John Drummond, Chief Executive of SGF, said;
“SGF is concerned the Government’s framework introduces a number of proposals which will be discriminatory and harmful to the off licence industry and particularly small shops whilst providing no overall strategy to reduce alcohol harm effectively.”
Increase the minimum age to purchase alcohol in off sales to 21 –
“Despite widespread opposition and ridicule to the proposal to increase the minimum age to purchase alcohol in off sales to 21, the Scottish Government intends to give local licensing boards the power to consider raising the minimum age.
“SGF believe this is wrong. The proposal would establish ridiculous anomalies between on and off-sales and will penalise and inconvenience in communities across the country, the majority of under 21’s who drink responsibly.
“It is disappointing the Scottish Government has resorted to the use of a gimmick which will have little effect on the problem of underage drinking, rather than looking at sensible measures including better enforcement of current legislation, use of proof of age schemes and greater support for a nationally recognised proof of age card.”
Promotions and Marketing
“Banning promotions will appear particularly draconian for consumers feeling the effects of an economic slowdown. SGF are concerned measures to limit promotions and marketing of these promotions, intended to curb the activities of the large supermarkets, will have harmful consequences for small retailers across Scotland already reeling from increased licence fees. Many small retailers, unable to compete with supermarkets on price, add value through promotions.
Social Responsibility Fee
“Proposals to introduce a social responsibility fee are punitive and unfair. Applying a new tax to community store retailers during an economic slowdown will undoubtedly result in the closure of small shops.”

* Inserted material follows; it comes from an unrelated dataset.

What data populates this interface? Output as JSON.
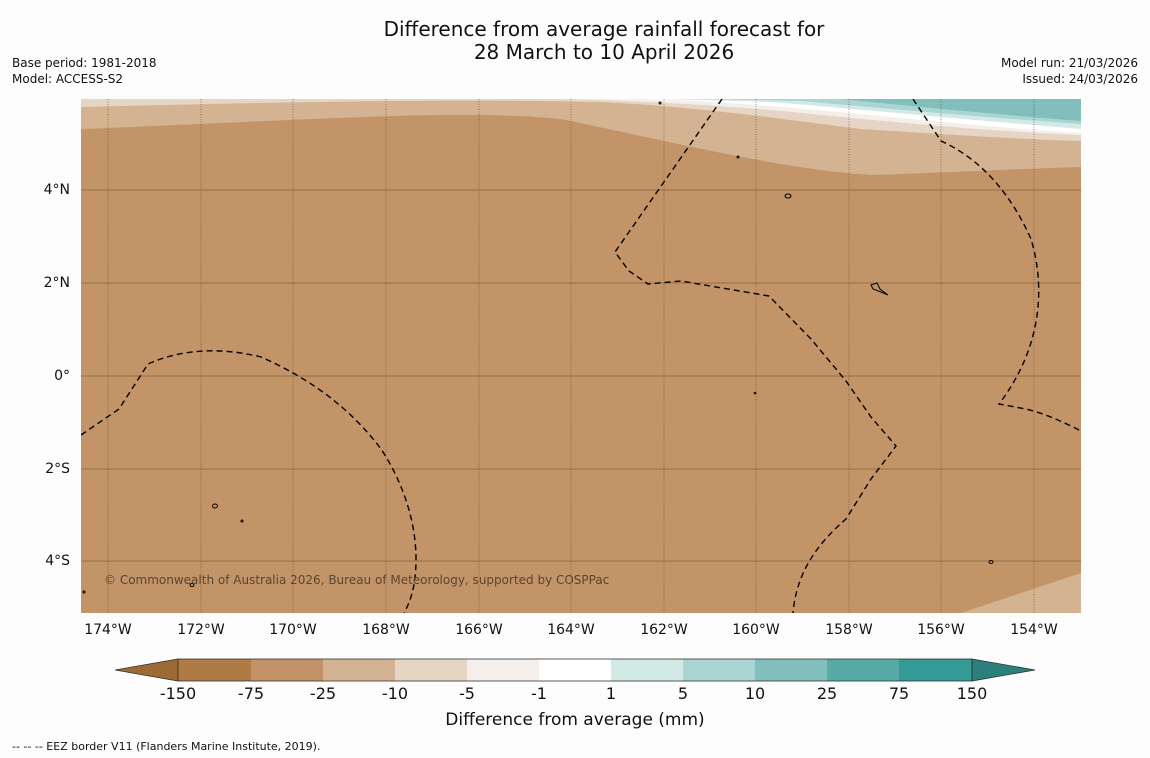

Mr Drummond concluded, “SGF are concerned many of the proposals, which could have devastating consequences for small shops, will not receive the level of scrutiny and debate they require if some of the proposals, as suggested in the framework, are introduced as secondary legislation.
“If we want to change Scotland’s complex relationship with alcohol we all have a part to play, however, Scottish Government proposals which place sanctions against retailers without addressing the deep rooted social problems which create many of the alcohol problems in Scotland, are unlikely to succeed.”